登場人物たちは日本人ではないが、平均的な日本人が理解しづらい宗教や海外のスピリチュアル思想がテーマなために、クリアした人でもストーリーがよくわからなかったとか、普段よりモヤモヤした状態に陥ることが多いようである。
アクアノートにストーリーを付ける構想は昔からあったような
拙者の記憶だと、1990年代後半の何かのゲーム雑誌にアクアノートの休日をテーマにした読み切り小説が掲載されていたことがある。
メーカー公式のものだったか、読書投稿のようなものだったか覚えていないが、海洋研究所を舞台にしていて、まさ本作作の地上部分でのやりとりのような小説であったと記憶している。

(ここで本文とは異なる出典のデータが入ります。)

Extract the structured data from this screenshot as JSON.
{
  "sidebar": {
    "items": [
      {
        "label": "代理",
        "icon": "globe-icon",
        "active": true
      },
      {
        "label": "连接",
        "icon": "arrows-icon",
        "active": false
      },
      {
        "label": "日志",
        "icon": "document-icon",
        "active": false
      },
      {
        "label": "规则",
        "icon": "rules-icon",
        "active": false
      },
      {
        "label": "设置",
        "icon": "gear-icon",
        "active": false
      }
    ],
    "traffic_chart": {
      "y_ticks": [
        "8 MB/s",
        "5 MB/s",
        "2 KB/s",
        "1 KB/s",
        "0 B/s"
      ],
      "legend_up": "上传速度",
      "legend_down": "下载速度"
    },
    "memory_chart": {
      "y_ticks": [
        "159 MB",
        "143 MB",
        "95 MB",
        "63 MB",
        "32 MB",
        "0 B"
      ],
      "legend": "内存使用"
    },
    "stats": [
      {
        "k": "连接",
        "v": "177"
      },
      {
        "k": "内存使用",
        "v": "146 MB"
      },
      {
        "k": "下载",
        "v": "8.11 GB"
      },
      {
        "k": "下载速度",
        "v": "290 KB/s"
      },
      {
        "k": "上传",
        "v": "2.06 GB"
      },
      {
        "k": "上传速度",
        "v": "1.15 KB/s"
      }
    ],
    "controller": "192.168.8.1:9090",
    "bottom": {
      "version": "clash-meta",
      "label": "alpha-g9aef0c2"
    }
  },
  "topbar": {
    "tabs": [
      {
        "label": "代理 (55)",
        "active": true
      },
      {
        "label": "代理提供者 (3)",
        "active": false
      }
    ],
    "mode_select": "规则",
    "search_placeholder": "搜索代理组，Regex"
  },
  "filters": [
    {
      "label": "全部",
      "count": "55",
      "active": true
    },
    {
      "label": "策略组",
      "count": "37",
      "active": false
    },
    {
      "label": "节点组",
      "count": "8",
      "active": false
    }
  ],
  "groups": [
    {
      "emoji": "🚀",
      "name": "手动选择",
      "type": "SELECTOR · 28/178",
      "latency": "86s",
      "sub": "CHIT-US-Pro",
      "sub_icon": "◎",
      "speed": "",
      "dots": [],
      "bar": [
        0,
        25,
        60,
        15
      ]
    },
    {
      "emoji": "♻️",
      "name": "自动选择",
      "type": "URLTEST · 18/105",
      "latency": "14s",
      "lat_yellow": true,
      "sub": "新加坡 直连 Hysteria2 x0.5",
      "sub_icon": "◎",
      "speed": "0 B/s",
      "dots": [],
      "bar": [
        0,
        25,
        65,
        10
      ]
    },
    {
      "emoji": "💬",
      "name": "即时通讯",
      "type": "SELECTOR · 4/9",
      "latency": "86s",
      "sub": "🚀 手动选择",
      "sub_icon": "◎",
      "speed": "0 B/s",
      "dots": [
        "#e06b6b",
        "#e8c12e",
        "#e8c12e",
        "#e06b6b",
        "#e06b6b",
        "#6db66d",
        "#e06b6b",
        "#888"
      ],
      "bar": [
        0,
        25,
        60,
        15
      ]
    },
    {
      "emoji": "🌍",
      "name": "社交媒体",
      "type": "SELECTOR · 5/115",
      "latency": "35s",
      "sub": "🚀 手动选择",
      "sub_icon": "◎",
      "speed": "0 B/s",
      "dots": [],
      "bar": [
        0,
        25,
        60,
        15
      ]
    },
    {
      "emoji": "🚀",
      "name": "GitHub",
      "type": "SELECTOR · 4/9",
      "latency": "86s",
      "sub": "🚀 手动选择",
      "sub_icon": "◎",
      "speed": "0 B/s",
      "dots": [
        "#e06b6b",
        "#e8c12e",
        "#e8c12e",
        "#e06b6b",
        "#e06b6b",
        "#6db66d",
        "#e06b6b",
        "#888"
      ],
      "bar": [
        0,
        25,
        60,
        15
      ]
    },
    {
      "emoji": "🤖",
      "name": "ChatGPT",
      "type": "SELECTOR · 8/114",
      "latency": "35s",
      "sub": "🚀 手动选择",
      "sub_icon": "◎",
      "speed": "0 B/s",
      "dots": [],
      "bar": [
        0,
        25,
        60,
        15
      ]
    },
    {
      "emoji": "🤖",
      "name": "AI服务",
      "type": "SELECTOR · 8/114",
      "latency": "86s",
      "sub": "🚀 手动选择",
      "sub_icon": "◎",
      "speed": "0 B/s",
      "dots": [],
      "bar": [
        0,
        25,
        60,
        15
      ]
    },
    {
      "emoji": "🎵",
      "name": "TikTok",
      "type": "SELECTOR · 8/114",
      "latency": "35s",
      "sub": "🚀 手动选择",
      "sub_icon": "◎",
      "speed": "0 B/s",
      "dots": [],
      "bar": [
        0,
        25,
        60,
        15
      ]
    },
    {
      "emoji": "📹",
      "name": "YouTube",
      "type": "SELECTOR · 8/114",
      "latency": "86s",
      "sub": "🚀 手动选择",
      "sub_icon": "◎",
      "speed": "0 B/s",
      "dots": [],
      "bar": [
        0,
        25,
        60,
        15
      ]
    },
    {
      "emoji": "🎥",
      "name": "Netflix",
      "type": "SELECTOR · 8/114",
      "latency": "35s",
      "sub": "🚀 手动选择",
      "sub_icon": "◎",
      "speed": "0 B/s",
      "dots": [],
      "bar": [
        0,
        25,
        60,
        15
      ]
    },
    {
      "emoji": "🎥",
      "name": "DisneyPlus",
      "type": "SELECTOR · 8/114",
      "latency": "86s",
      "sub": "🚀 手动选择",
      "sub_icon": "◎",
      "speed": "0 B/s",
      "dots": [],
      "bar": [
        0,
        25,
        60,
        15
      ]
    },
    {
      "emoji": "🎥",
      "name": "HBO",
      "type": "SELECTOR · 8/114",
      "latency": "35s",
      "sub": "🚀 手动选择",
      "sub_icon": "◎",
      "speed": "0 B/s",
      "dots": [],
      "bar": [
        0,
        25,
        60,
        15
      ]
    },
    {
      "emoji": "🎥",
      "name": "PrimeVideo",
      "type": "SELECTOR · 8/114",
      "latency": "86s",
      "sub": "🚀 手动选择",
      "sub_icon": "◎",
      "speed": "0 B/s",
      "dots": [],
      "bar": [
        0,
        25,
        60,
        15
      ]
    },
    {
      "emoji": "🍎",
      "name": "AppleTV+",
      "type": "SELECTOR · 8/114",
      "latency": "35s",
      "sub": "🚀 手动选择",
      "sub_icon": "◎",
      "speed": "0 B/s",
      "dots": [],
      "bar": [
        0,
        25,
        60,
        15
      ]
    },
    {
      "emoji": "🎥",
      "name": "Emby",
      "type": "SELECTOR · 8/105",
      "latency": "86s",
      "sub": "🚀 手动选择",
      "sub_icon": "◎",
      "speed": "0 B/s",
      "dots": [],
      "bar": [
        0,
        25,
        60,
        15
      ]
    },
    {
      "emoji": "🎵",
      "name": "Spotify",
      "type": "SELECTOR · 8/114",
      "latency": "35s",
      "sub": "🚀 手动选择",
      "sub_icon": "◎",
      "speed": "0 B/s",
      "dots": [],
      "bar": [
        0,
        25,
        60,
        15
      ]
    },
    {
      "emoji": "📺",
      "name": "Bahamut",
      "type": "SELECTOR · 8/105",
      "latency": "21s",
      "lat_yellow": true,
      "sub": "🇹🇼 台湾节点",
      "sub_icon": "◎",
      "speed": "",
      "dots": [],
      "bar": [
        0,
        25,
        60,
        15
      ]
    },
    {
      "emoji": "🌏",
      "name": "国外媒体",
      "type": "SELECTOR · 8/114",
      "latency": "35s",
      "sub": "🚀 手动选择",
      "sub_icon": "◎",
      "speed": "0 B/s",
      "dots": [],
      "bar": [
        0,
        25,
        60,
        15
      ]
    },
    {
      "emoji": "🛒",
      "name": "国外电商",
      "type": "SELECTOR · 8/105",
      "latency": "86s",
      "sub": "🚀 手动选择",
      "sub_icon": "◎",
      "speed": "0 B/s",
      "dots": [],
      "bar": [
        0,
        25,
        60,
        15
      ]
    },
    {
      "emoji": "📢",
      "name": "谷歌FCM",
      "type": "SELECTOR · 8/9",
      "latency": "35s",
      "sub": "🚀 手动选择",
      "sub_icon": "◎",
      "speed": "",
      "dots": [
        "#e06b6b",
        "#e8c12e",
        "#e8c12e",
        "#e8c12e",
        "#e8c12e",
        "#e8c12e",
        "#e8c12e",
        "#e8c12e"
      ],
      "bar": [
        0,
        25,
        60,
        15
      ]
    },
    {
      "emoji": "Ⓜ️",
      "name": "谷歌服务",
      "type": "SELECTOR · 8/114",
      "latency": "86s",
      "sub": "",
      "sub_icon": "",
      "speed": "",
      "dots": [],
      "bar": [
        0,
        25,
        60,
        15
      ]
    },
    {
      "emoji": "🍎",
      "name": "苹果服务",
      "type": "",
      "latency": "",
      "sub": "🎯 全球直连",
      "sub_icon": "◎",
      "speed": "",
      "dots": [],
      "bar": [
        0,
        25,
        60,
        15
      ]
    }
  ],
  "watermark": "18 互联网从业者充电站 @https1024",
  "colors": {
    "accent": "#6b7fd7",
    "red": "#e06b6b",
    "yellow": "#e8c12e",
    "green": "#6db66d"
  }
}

ストーリーがないアクアノートの休日にストーリーを付けるというのは、かなり昔から構想としてはあったのでないかと思う。
そして登場したのが本作なのかもしれない。
図鑑機能は優秀、なぜ半端なストーリーを付けてしまったのか
現時点ではアクアノートの休日シリーズの最新作で最終作となってしまっている本作。
登場する魚(魚介類)は何百種類もいて、図鑑機能で確認できる魚の3Dグラフィックも今の時代からしても綺麗。
さすがに潜水中はオープンワールド的な処理のために、PS3では読み込みで画面が時々止まったり、魚の大群で大きく処理落ちしたりするのは残念。
このゲームをやる人は、拙者みたいに海なし県に住んでいるのに他県の水族館の年間パスポートを持っていたり、泳げないけど海に潜ってみたい人とか、とにかく魚が好きな人がほとんどだと思う。
宗教とかスピリチュアルとか、リズムゲーム的なものを求めて、アクアノートをプレイする人はほぼいないと思う。
PS4やPS5も出てハードの進化でグラフィックを向上できる地盤はあるものの、15年以上も新作が出ないのは本作の路線が間違っていたことを想像させる。
もし新作が発売された場合は、多少のストーリーがあったとしてもミニゲーム的なものに留めて、プレイヤーの自由な潜水を拒むようなシステムであってはならないと思う。
A列車シリーズなんかも、ストーリーが設定されているやつもあるけど、アクアノートもA列車も自由に遊べてナンボだと思うしね。